In an alternative arrangement, not illustrated, the construction is generally as described above but turned virtually end to end, so that the impact with the tool occurs at the end of the stroke produced by the supply pressure acting on the larger face of the piston and on the smaller face, instead of at the end of the stroke produced by the supply pressure acting on the smaller face of the piston while the larger face is exposed to exhaust pressure.

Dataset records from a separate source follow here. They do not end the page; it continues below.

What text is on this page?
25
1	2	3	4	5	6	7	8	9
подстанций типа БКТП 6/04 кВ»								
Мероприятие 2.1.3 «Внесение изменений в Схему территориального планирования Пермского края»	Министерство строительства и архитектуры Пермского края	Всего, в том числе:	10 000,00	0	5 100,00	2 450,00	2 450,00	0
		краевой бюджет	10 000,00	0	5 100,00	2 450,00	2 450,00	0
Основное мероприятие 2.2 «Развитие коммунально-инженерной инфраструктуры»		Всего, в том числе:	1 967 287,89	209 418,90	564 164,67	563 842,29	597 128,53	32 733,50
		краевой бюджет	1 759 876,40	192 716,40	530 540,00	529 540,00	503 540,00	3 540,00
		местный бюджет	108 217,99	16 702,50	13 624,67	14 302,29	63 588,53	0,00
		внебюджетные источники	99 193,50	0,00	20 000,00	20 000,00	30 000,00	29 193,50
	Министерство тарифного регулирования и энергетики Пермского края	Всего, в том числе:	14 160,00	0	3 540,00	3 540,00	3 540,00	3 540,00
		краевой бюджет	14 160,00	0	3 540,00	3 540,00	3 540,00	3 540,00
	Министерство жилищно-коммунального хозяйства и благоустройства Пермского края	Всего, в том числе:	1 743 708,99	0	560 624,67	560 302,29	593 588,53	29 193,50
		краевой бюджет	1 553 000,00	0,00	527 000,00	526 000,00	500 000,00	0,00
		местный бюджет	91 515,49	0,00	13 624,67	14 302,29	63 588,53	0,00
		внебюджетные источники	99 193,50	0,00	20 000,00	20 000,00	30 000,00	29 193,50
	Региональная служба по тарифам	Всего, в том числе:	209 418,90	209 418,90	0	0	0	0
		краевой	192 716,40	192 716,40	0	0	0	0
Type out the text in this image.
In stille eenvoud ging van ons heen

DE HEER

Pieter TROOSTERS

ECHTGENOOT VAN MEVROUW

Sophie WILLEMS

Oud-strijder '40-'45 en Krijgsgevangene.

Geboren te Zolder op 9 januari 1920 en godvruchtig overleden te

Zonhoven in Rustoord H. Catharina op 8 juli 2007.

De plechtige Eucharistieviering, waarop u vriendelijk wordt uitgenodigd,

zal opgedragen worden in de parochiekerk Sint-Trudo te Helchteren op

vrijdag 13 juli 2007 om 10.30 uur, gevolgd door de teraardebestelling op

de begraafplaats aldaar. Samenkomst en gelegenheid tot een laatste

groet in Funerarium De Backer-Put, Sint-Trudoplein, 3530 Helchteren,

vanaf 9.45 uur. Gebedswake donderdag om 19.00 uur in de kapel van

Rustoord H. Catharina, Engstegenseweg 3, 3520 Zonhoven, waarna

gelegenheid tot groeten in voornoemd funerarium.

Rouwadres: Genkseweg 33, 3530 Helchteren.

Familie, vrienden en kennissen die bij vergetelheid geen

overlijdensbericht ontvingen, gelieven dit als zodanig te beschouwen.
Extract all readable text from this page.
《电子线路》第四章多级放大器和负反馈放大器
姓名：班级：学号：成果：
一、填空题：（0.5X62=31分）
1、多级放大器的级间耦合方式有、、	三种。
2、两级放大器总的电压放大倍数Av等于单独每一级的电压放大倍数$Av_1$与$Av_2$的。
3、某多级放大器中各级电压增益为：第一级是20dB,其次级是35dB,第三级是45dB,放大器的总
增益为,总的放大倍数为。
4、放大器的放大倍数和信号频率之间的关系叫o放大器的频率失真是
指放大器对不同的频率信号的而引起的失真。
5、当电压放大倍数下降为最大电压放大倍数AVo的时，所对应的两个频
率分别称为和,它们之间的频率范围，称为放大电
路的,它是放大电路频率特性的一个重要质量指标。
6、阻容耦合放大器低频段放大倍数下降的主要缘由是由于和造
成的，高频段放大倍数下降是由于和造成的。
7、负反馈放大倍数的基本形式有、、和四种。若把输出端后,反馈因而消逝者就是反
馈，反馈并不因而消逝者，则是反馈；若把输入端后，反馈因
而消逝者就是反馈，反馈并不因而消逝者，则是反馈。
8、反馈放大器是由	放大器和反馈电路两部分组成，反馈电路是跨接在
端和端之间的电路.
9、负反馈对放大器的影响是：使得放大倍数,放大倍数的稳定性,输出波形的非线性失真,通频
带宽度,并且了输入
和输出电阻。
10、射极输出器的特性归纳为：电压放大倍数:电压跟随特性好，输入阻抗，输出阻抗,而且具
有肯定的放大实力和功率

Each arrangement has its advantages; the arrangement first described, and shown in the drawings, may tend towards more convenient connections of the flow and return hoses, whereas the modified arrangment may facilitate the incorporation of front-end cushioning.

The arrangement such as that shown in the drawings, with the major part of the compression chamber at the rear end, has the advantages that a chamber of adequate size (say not less than a hundred and typically about one hundred and thirty times the swept volume of the smaller piston face) can be conveniently accommodated, and also that alternative compression chambers can be fitted to an otherwise standard stool, e.g. to suit a change of supply pressure or of liquid.

Claims

1. A reciprocating hydraulic motor including a cylinder, a piston mounted to reciprocate in the cylinder and having opposed faces exposed respectively to the pressure in a compression chamber and the pressure in a biasing chamber communicating permanently with a constant supply pressure so that reciproction of the piston alternately increases the biasing chamber and vice versa, and means defining ports controlled by the piston to connect the compression chamber directly to a pressure supply throughout one end portion of a stroke, and to connect the compression chamber directly to exhaust throughout an opposite end portion of the stroke, and throughout a compression-expansion travel between these end portions to cut off the compression chamber from all external connection so that the liquid in it alternately expands over a higher range of pressure and is compressed over a lower range of pressure.

2. A motor as claimed in claim 1 in which the pressure from a common pressure supply is applied to both the biasing chamber and the compression chamber.

3. A motor as claimed in claim 2 in which the effective piston area exposed to the compression chamber is greater than that exposed to the biasing chamber.

4. A motor as claimed in claim 1 in which the volume of the compression chamber is about twice the effective bulk modulus of the liquid multiplied by the swept volume of the piston face exposed to the pressure in the compression chamber and divided by the supply pressure.

5. A motor as claimed in claim 4 in which the volume of the compression chamber is not less than about 100 times the swept volume of the piston face exposed to the pressure in it.

6. A motor as claimed in claim 1 in which the relative positions of the ports are such that the rise of pressure during the compression portion of the cycle and the fall of pressure during the expansion portion are about half the difference between the supply pressure and the exhaust pressure.

7. A percussive tool incorporating a motor as claimed in claim 1 in which the piston is combined with a hammer.

8. A rotary percussive tool claimed in claim 7 including a drilling head and means for rotating the drill while delivering impacts to it from the hammer.

9. A percussive tool as claimed in claim 8 in which the hammer strikes a tool at the end of a stroke during which the compression chamber is contracting.

10. A percussive tool as claimed in claim 8 in which the hammer strikes a tool at the end of a stroke during which the compression chamber is expanding.